Avoid strengthening the concentric contraction. Because if the spastic muscle becomes strong then it is difficult to initiate the eccentric contraction.
During training of upper limb control we train the elbow flexion and shoulder flexion. The common mode is to train concentric contraction. We tell the patient to lift upper limb against gravity. This indirectly trains the flexor synergy make it strong then it becomes difficult to break the synergy.
So what to do? Work on placing reaction in upper limb. Place the shoulder in flexion above 90 degree and let him hold it and followed by slow lowering the upper limb (eccentric contraction).
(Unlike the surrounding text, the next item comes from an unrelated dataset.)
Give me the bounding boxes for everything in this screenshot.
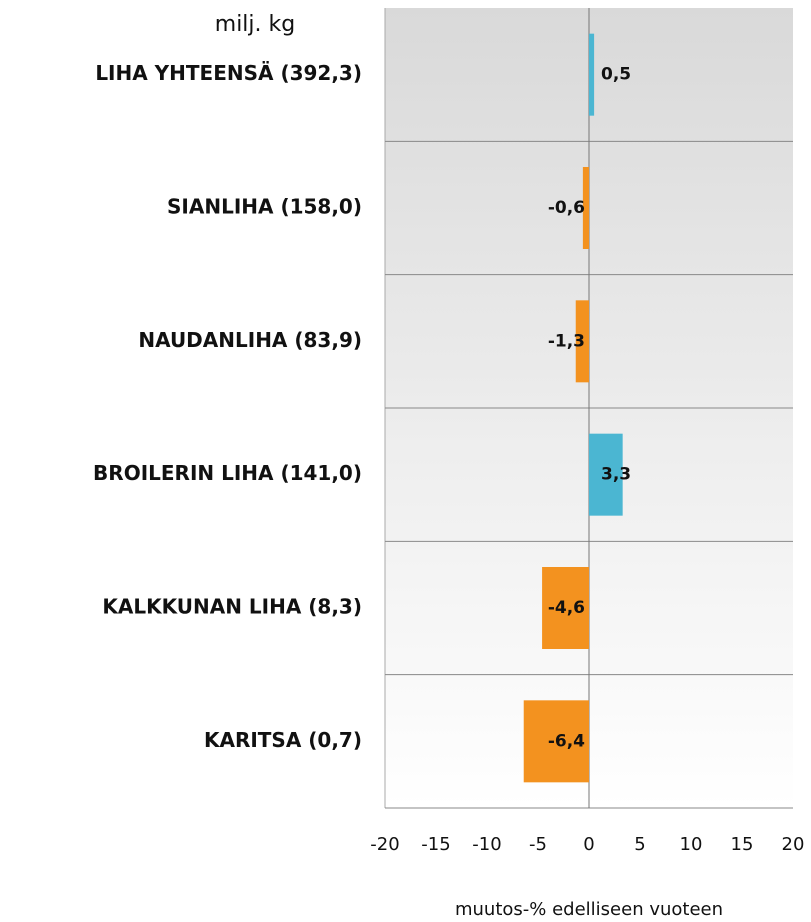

What is the advantage of eccentric contraction? Eccentric contraction helps early and better in recruitments of motor units than concentric contractions. Eccentric contraction can generate more force with less motor unit recruitment. Concentric contraction requires more motor unit recruitment for even generation minimum muscle contraction. So it becomes difficult to initiate concentric contraction than eccentric contraction.
So in the spastic muscles we should concentrate more on eccentric lengthening. Increase in eccentric lengthening of muscles indirectly helps in reducing spasticity.